VTDigger
- Type: Daily digital news outlet
- Format: Digital
- Owner(s): Vermont Journalism Trust, 501(c)3 nonprofit organization
- Founder: Anne Galloway
- Publisher: Sky Barsch (CEO)
- Editor-in-chief: Geeta Anand
- Founded: September 2009; 16 years ago
- Political alignment: non-partisan
- Headquarters: PO Box 1374, Montpelier, VT 05601
- Circulation: 650,000 (as of 2025)
- Website: vtdigger.org

= VTDigger =

Journalism platform based in Vermont

VTDigger is an investigative online newspaper based in Vermont. Founded in September 2009 by Anne Galloway, the newspaper reports an average monthly audience of approximately 500,000. It has won awards from the New England Newspaper & Press Association.

The outlet is funded primarily through donations ($2.2 million in 2022), as well as through underwriting (business support). The newspaper receives support from the American Journalism Project.

== History ==
The VTDigger was founded in September 2009 by Anne Galloway, with a focus on the politics, economy, environment, education, culture, and public policy of Vermont.

In 2010, VTDigger merged with the nonprofit Vermont Journalism Trust. As part of the Trust, support comes from the general public, foundations and businesses, including sponsors, gifts, and organization membership.

During her tenure as executive director, Anne Galloway was nominated for the "Vermonter of the Year Award" by The Burlington Free Press in 2016. In 2018, she reported total compensation of $64,519 from VTDigger. In May 2022, Galloway stepped down and assumed the role of editor-at-large.
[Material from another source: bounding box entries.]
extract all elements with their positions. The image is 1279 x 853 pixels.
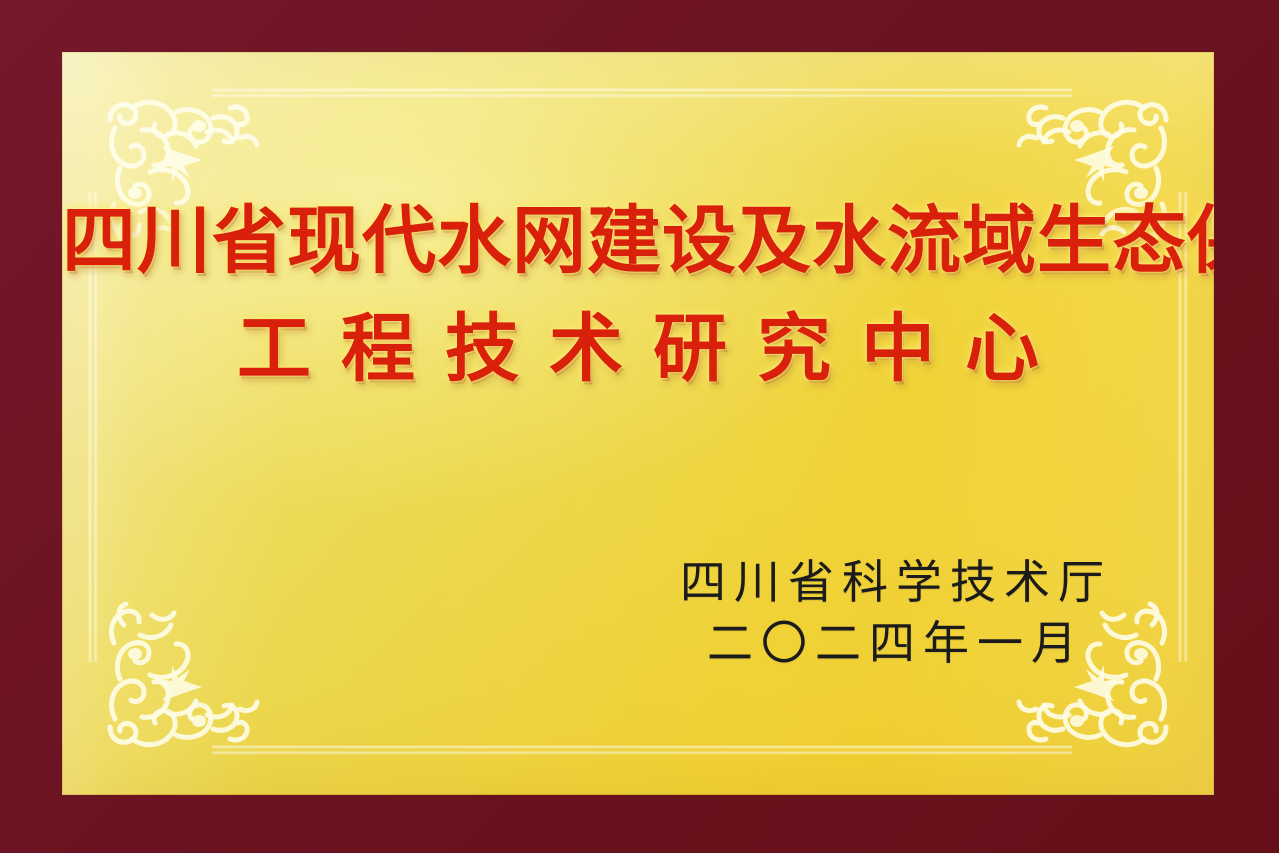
plaque-title-line-1: 四川省现代水网建设及水流域生态保护 bbox=[62, 202, 1214, 282]
frame-rule-bottom bbox=[212, 745, 1072, 755]
panel-sheen-horizontal bbox=[62, 52, 1214, 795]
plaque-title-line-2: 工程技术研究中心 bbox=[62, 310, 1214, 390]
gold-panel: 四川省现代水网建设及水流域生态保护 工程技术研究中心 四川省科学技术厅 二〇二四… bbox=[62, 52, 1214, 795]
issuing-authority: 四川省科学技术厅 bbox=[662, 552, 1122, 613]
corner-filigree-icon-bottom-left bbox=[80, 600, 270, 775]
frame-rule-top bbox=[212, 88, 1072, 98]
award-plaque: 四川省现代水网建设及水流域生态保护 工程技术研究中心 四川省科学技术厅 二〇二四… bbox=[0, 0, 1279, 853]
issue-date: 二〇二四年一月 bbox=[662, 613, 1122, 674]
plaque-title-block: 四川省现代水网建设及水流域生态保护 工程技术研究中心 bbox=[62, 202, 1214, 390]
plaque-signature-block: 四川省科学技术厅 二〇二四年一月 bbox=[662, 552, 1122, 673]
panel-sheen-vertical bbox=[62, 52, 1214, 795]
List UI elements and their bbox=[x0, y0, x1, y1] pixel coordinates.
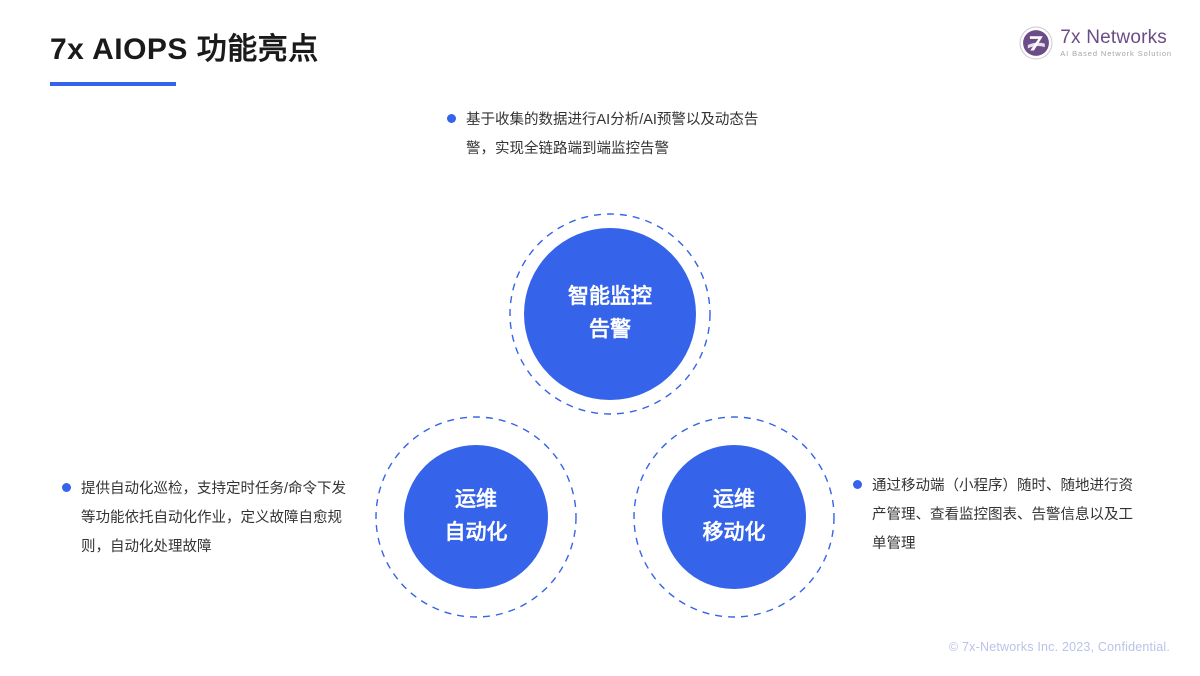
logo-name: 7x Networks bbox=[1060, 28, 1172, 47]
node-automation-line1: 运维 bbox=[455, 484, 497, 517]
brand-logo: 7x Networks AI Based Network Solution bbox=[1019, 26, 1172, 60]
callout-monitoring-text: 基于收集的数据进行AI分析/AI预警以及动态告警，实现全链路端到端监控告警 bbox=[466, 106, 767, 164]
slide: 7x AIOPS 功能亮点 7x Networks AI Based Netwo… bbox=[0, 0, 1200, 676]
node-monitor-line1: 智能监控 bbox=[568, 281, 652, 314]
node-mobile-line1: 运维 bbox=[713, 484, 755, 517]
bullet-dot-icon bbox=[62, 483, 71, 492]
bullet-dot-icon bbox=[447, 114, 456, 123]
callout-automation-text: 提供自动化巡检，支持定时任务/命令下发等功能依托自动化作业，定义故障自愈规则，自… bbox=[81, 475, 354, 562]
node-monitor-line2: 告警 bbox=[589, 314, 631, 347]
seven-x-emblem-icon bbox=[1019, 26, 1053, 60]
page-title: 7x AIOPS 功能亮点 bbox=[50, 24, 319, 68]
node-mobile-line2: 移动化 bbox=[703, 517, 766, 550]
node-ops-automation[interactable]: 运维 自动化 bbox=[404, 445, 548, 589]
callout-mobility: 通过移动端（小程序）随时、随地进行资产管理、查看监控图表、告警信息以及工单管理 bbox=[853, 472, 1143, 559]
callout-automation: 提供自动化巡检，支持定时任务/命令下发等功能依托自动化作业，定义故障自愈规则，自… bbox=[62, 475, 354, 562]
node-ops-mobility[interactable]: 运维 移动化 bbox=[662, 445, 806, 589]
node-intelligent-monitoring[interactable]: 智能监控 告警 bbox=[524, 228, 696, 400]
callout-monitoring: 基于收集的数据进行AI分析/AI预警以及动态告警，实现全链路端到端监控告警 bbox=[447, 106, 767, 164]
callout-mobility-text: 通过移动端（小程序）随时、随地进行资产管理、查看监控图表、告警信息以及工单管理 bbox=[872, 472, 1143, 559]
logo-tagline: AI Based Network Solution bbox=[1060, 50, 1172, 58]
footer-copyright: © 7x-Networks Inc. 2023, Confidential. bbox=[949, 640, 1170, 654]
node-automation-line2: 自动化 bbox=[445, 517, 508, 550]
bullet-dot-icon bbox=[853, 480, 862, 489]
logo-wordmark: 7x Networks AI Based Network Solution bbox=[1060, 28, 1172, 58]
title-underline-rule bbox=[50, 82, 176, 86]
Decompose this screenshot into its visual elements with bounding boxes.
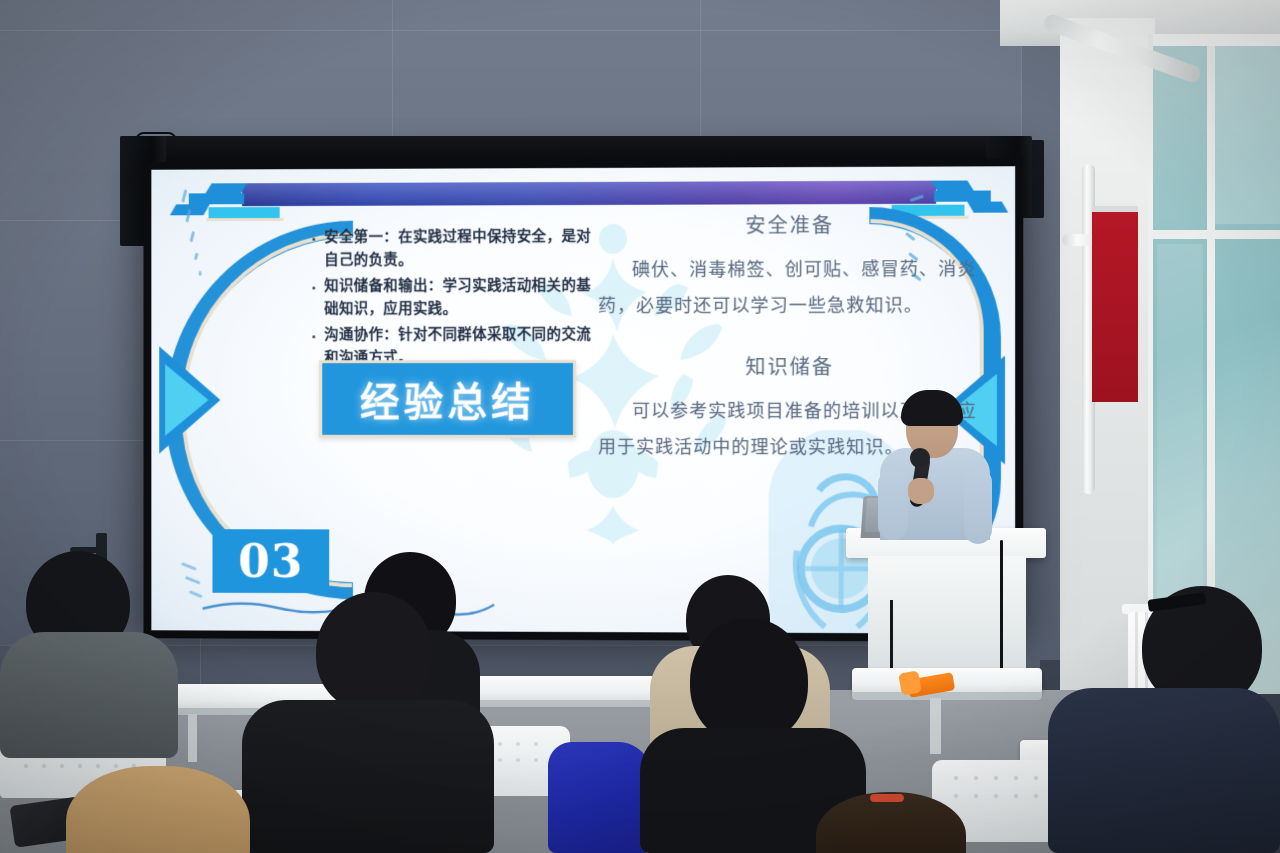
section-body-safety: 碘伏、消毒棉签、创可贴、感冒药、消炎药，必要时还可以学习一些急救知识。 — [598, 252, 983, 325]
slide-title-box: 经验总结 — [319, 360, 576, 438]
tick-mark — [181, 189, 187, 202]
presenter-hand — [908, 478, 934, 504]
cream-accent-line — [207, 218, 284, 221]
classroom-scene: 安全第一：在实践过程中保持安全，是对自己的负责。 知识储备和输出：学习实践活动相… — [0, 0, 1280, 853]
section-number-box: 03 — [212, 529, 329, 593]
hair-tie — [870, 794, 904, 802]
presenter-arm-left — [878, 470, 908, 540]
section-heading-safety: 安全准备 — [598, 209, 983, 239]
tick-mark — [181, 562, 197, 571]
slide-title: 经验总结 — [360, 370, 535, 428]
slide-bullet-list: 安全第一：在实践过程中保持安全，是对自己的负责。 知识储备和输出：学习实践活动相… — [307, 226, 606, 373]
red-banner — [1092, 212, 1138, 402]
tick-mark — [194, 253, 199, 260]
desk-leg — [188, 714, 197, 762]
section-number: 03 — [238, 534, 303, 588]
window-pane — [1215, 44, 1280, 224]
section-heading-knowledge: 知识储备 — [598, 351, 983, 380]
frame-step — [189, 193, 244, 204]
bullet-item: 安全第一：在实践过程中保持安全，是对自己的负责。 — [324, 226, 606, 274]
presenter-arm-right — [964, 468, 992, 544]
frame-step — [931, 181, 974, 191]
frame-step — [934, 191, 991, 202]
window-mullion — [1153, 230, 1280, 239]
attendee-body — [0, 632, 178, 758]
tick-mark — [190, 231, 195, 242]
chevron-left-inner — [165, 364, 208, 436]
wall-tile-seam — [0, 30, 1021, 31]
microphone-head — [910, 448, 930, 468]
attendee-body — [1048, 688, 1280, 853]
desk-leg — [930, 698, 941, 754]
attendee-head — [316, 592, 432, 712]
tick-mark — [199, 271, 202, 276]
tick-mark — [185, 576, 201, 585]
slide-top-band-shading — [242, 181, 936, 207]
bullet-item: 知识储备和输出：学习实践活动相关的基础知识，应用实践。 — [324, 275, 606, 322]
cyan-accent-tab — [209, 207, 280, 218]
attendee-body — [242, 700, 494, 853]
blue-jacket — [548, 742, 652, 853]
frame-step — [205, 183, 247, 193]
desk-edge — [852, 692, 1042, 700]
orange-tool-handle — [898, 670, 922, 695]
attendee-head — [690, 618, 808, 744]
In March 2023, Schuyler "Sky" Barsch was named CEO of VTDigger and she began in the role in April 2023. After helping the organization get on a more stable financial footing, Barsch and the union representing VTDigger employees were at an impasse in contract negotiations regarding the use of artificial intelligence. In January 2026, Barsch indicated she would step down as CEO effective June 1, 2026. In March 2026, editor-in-chief Geeta Ananda also announced she would be leaving VTDigger as of June 30, 2026. Sue Allen was announced as the interim editor.

VTDigger and its employee union reached a contract agreement in April 2026, with increases in pay and days off as well as terms around the use of AI.

==Mentions==
The New York Times reported that VTDigger had built social trust, which it said had helped Vermont respond to the challenges of the COVID-19 pandemic.

Mark Shanahan wrote a front-page feature about VTDigger for the Boston Globe.

Local Independent Online News Publishers named VTDigger as the co-winner for the 2023 Public Service Award (Large Revenue Tier).

The Institute for Nonprofit News and the Single Subject News Project at Harvard Kennedy School's Shorenstein Center on Media, Politics and Public Policy published a case study about VTDigger titled "VTDigger: A Rising Star in Nonprofit News," which details the birth and rise of VTDigger and the role of Anne Galloway in this effort. In May 2018, according to the Institute for Nonprofit News, the VTDigger was averaging 300,000 monthly users with "a staff of 19 full-time employees, and an annual budget over $1.5 million".

VTDigger is often referenced in the Burlington Free Press for breaking stories, such as the report of the testimony of a former Burlington College trustee before a federal grand jury about the involvement of Senator Bernie Sanders' wife, Dr. Jane Sanders, in the sale of property while she was president of Burlington College. The Burlington Free Press attributed the initial report of the testimony to VTDigger. VTDigger's coverage was also reported by other newspapers across the country.

A 2010 Burlington Free Press article about the ACLU's attempt to get information from a Vermont town about an alleged racial profiling incident raised the possibility that accepting assistance from the ACLU in investigating the incident could have created a conflict of interested related to journalistic objectivity. The relationship between the VTDigger and ACLU on this case is mentioned again in a Burlington Free Press article about the ACLU's request to the VT Supreme Court to release the documents related to the incident.